He strapped on a mask, pretended to be Drew. He didn't even know Drew existed, but he knew -- based on what his body was telling him -- that there must be a Drew, somewhere in the world. There must be someone to stand against the darkness. He wore gloves Lafayette would have loved, and smoked a cigarette. And eventually she died too. It's what she wanted: to pull up a chair, and sit with Death, and drink awhile. And somewhere in there Jason knew it was what she deserved. To sit with Death and not to drink; to make love with Death. He knew how it made him feel, just to think about it: like trash, like he deserved pain, and worse than pain. And he could not conceive of a world in which anybody felt differently about it. Surely everyone had walls up in their kingdoms, separating dark from light, moon from sun; surely she was disgusted, in her way, by what desire made her do. And then came Bill Compton, and Sookie who always knows best went willing into those shadows.
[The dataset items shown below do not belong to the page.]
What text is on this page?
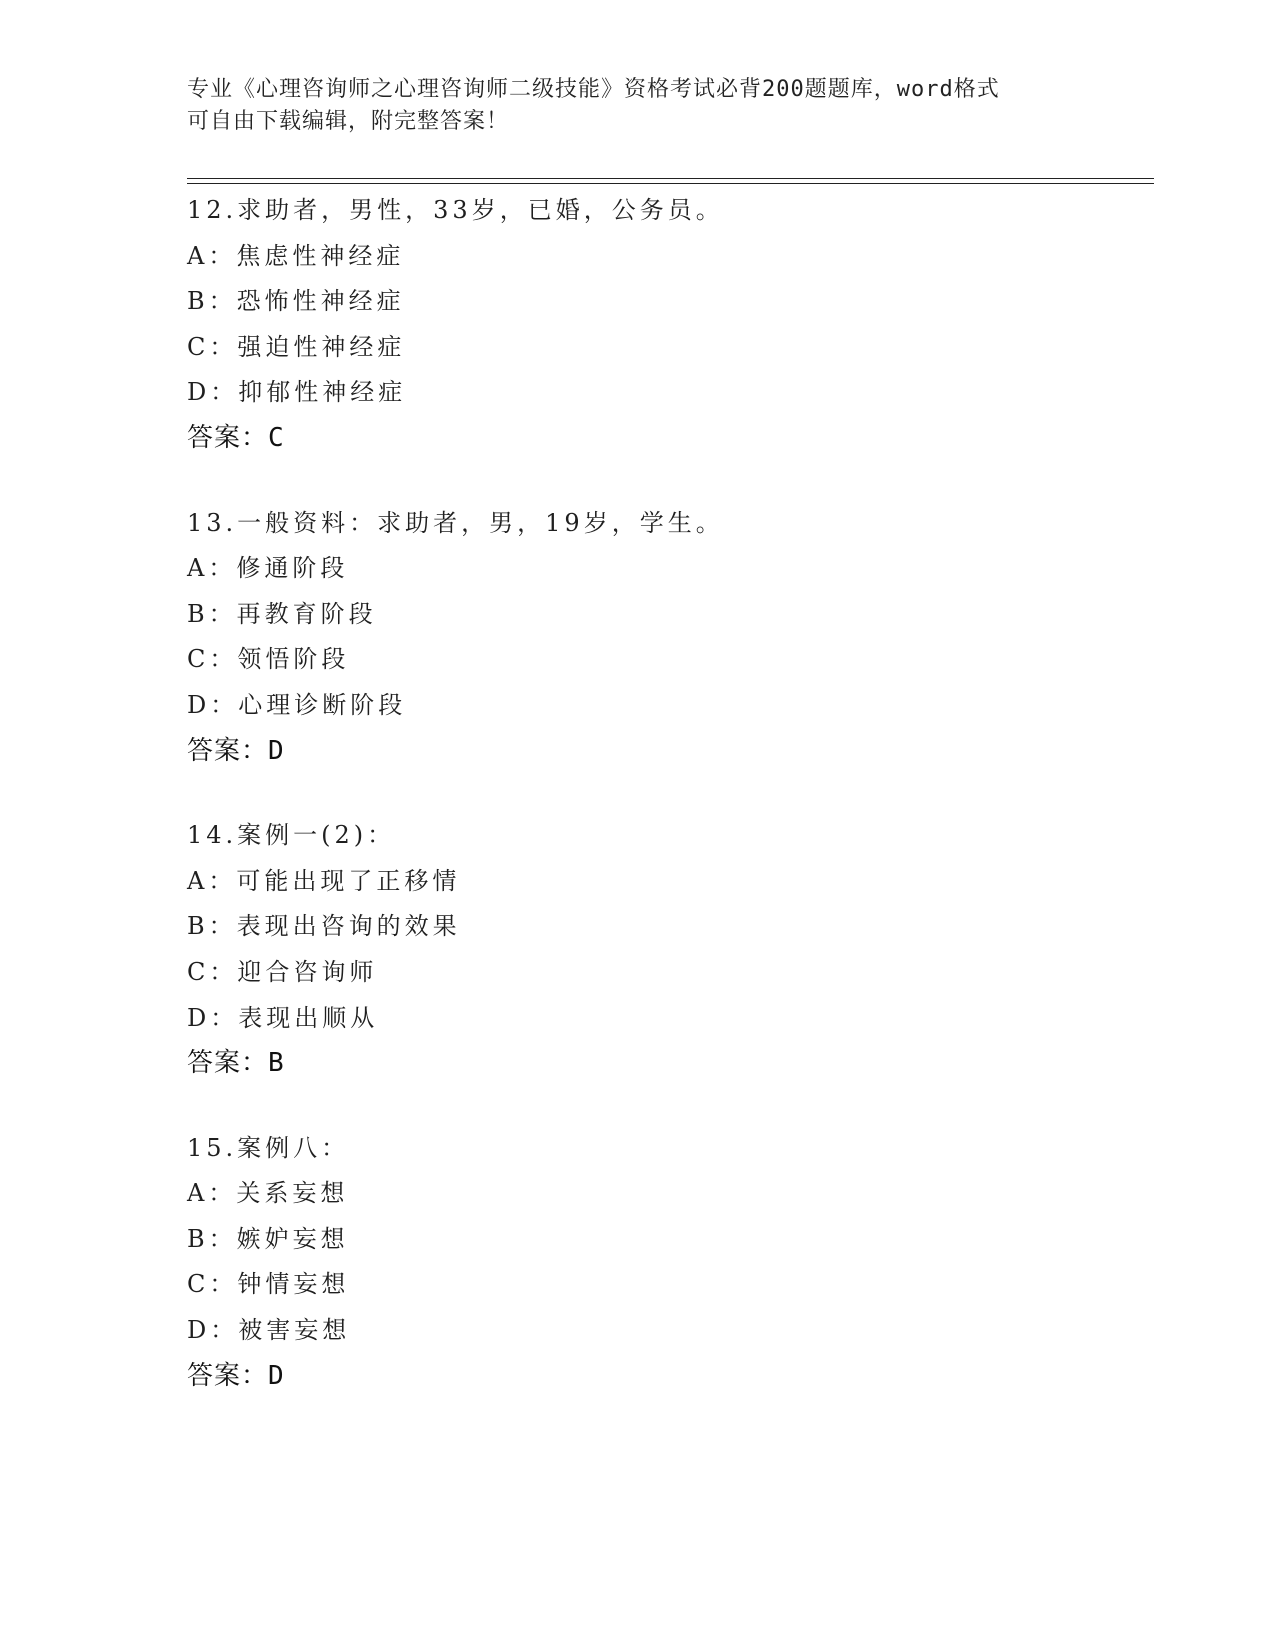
专业《心理咨询师之心理咨询师二级技能》资格考试必背200题题库，word格式
可自由下载编辑，附完整答案！
12.求助者，男性，33岁，已婚，公务员。
A：焦虑性神经症
B：恐怖性神经症
C：强迫性神经症
D：抑郁性神经症
答案：C
13.一般资料：求助者，男，19岁，学生。
A：修通阶段
B：再教育阶段
C：领悟阶段
D：心理诊断阶段
答案：D
14.案例一(2)：
A：可能出现了正移情
B：表现出咨询的效果
C：迎合咨询师
D：表现出顺从
答案：B
15.案例八：
A：关系妄想
B：嫉妒妄想
C：钟情妄想
D：被害妄想
答案：D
And then came V.
So what makes the difference? What makes Jason stay -- for better or worse -- Jason Stackhouse, while the same starting point, the same complex and incomprehensible desires, made Drew a killer of women? As you know, I think there is something exceptional about Jason, but I don't think that's it. I think Adele, Lafayette and Amy guided him through it, and out the other side. I can't say what makes a man become Drew Marshall, so I can't say for certain that Jason would never go there, but I can say that Adele gave him a lot to work with. And Lafayette guided him first to v-juice and then to Eddie, which were the things that saved him. And Amy, who showed him horrors while teaching him love, unconditional compassion, and the secret of life. But there was none of that for Drew, because Drew is not half as brave or half as wise as Jason Stackhouse: he just ditched himself, walled it off, became Rene Lanier. It was like declaring bankruptcy: everybody else pays the price.
But Rene can't imagine a world in which we walk that line even as gracefully as Jason has managed: there are good things and there are bad things, and there are real bad things. There is the day, and there is the night. I think if this season, this story, are about anything it's about the dangers of oversimplifying. We're handed soundbites all day, and we manufacture our own, and while it doesn't really contribute to living a fully authentic life, where things get really fucking bad is when we play that card on ourselves: I am bad, I must change. I am saved, I must achieve stasis. You are sick, I must destroy you. We pick a line in the chaos, when we've no way of being objective about the choice or the consequences, and we say: "This. This is my country. No more and no less." I am Rene Lanier, I am Jason Stackhouse.